I believe based on the Mosaic Plot that the survival was not independant of the whether the patient got the treatment or not because based on the mosaic plot more than 80 % of the peple who did not recieve the treatment died where as less than 20 percent survived however for the ones that did recieve the treatment around 40% survived so the treatment group had a greater chance of survival.

(b) Answer:

The boxplot for the treatment group shows that although the typical survival of the person in th treatment group is 200 days the IQR is pretty big that means that there were a handful of people of who survived more than two hundred days after the treatment however for the controlled group most peeople died within the 1st 100 days and the IQR is pretty small. Based on the plot the treatment seems to be effective as it does seem to increase the life expectancy. Ofcourse some external facotrs as to the sample size and the age and other health risks of the individuals would impact whether it was the transplant that kept them alive or not but based on the avaialble data we can say that the transplant seems to be effective.

(c) Answer:

Control Group

There are a Total of 34 patients in the Control group out of which 30 died. The Proprtion is Calcultated below

proportionOfDeathInControlGroup<-30/34
proportionOfDeathInControlGroup
## [1] 0.8823529

Treatment Group

There were a total 69 people in the treatment group out of which 45 died . The Proportion is calculated below.
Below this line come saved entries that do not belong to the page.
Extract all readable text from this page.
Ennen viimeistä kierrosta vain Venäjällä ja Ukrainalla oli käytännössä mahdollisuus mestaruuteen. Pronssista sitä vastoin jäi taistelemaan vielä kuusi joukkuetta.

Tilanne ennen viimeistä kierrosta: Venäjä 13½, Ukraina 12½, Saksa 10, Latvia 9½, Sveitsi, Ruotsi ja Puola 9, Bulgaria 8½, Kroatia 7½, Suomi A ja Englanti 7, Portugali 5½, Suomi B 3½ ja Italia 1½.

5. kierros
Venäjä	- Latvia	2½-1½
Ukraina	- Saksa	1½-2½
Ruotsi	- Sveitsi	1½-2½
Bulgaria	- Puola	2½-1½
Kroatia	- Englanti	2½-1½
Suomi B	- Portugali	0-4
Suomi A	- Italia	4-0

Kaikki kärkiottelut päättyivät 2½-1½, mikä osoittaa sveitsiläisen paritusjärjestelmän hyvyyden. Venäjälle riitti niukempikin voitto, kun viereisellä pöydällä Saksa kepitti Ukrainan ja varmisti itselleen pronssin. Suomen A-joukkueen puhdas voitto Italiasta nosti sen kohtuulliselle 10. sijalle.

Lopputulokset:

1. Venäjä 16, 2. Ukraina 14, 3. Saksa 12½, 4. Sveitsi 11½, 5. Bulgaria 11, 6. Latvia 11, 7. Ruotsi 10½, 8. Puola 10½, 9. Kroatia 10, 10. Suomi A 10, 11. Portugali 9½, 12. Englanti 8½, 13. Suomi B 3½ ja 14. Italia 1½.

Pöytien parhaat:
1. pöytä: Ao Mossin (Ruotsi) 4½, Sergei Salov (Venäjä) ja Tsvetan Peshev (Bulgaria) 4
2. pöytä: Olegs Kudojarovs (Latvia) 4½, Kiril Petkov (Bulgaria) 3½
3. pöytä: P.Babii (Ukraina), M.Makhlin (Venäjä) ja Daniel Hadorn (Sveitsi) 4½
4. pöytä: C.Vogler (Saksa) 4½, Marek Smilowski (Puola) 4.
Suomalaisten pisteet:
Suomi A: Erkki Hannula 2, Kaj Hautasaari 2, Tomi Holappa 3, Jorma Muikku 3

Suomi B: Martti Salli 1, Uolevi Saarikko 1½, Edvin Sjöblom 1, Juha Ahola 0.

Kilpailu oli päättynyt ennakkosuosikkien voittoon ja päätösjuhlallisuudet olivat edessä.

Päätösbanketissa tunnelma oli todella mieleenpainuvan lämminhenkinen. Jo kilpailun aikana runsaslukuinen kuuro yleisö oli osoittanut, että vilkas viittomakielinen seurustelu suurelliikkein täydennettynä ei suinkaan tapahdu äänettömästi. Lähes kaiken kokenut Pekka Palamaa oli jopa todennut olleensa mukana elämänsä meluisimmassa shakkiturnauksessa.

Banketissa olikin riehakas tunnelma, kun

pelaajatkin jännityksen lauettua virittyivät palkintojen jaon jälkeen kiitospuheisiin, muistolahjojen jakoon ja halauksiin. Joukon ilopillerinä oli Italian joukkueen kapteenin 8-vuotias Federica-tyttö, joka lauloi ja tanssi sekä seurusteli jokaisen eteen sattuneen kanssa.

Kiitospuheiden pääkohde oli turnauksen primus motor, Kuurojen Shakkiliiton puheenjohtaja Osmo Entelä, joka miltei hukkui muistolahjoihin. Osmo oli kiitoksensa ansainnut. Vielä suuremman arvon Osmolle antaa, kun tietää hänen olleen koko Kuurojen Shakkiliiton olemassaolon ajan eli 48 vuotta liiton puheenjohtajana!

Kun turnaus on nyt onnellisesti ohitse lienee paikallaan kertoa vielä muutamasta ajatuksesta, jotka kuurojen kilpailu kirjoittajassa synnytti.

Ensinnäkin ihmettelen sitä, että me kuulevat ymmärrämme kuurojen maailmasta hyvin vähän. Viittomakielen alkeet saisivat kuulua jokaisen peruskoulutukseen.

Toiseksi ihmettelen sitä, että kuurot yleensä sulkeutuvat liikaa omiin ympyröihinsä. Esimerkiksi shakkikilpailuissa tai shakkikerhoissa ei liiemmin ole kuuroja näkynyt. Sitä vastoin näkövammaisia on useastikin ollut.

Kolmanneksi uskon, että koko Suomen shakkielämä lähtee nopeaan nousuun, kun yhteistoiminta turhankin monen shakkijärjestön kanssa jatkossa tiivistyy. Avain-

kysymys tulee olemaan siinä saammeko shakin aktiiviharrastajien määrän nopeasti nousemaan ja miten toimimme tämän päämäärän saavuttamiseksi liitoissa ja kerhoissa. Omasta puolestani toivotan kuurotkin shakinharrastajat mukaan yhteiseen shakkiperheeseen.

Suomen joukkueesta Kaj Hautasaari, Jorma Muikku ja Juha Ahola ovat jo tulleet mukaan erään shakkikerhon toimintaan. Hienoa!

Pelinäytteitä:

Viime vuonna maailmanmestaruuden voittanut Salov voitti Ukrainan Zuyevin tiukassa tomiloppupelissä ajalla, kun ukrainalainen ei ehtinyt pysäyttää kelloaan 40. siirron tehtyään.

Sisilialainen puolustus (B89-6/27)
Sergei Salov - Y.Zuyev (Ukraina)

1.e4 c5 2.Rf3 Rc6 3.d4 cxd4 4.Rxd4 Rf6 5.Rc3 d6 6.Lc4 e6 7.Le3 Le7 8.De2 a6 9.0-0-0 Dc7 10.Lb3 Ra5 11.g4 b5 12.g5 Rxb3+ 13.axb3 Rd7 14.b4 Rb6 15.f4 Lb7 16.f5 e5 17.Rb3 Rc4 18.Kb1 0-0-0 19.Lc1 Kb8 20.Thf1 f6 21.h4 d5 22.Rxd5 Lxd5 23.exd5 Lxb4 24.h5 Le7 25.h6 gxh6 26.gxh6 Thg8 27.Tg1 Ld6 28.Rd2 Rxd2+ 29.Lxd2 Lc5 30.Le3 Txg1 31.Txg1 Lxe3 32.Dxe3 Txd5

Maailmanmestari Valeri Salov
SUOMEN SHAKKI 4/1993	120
proportionOfDeathInTreatmentGroup<-45/69
proportionOfDeathInTreatmentGroup
## [1] 0.6521739

(d) Answer:

  1. The Claim is being tested is that those people who get transplant have a greater chance of surviving than those who do not.

  2. notecards,notecards, 69,34, centered at 0, near 0

  3. The highest difference between one of the simulations is 44% which leads us to the following conclusion. See below.

Independance Model:

 That the transplant was not really effective in the longetvity of the patients and that we just happen to note the big difference based on chance.
 

Alternative Model

That the transplant was actually effective in keeping people alive that is the reason for such a big difference.

Normally we will not make an assumption that an event happened by chance so we would actually reject the Indepnadance Model and go with the Alternative Model that the transplant was actually effective in keeping the people alive.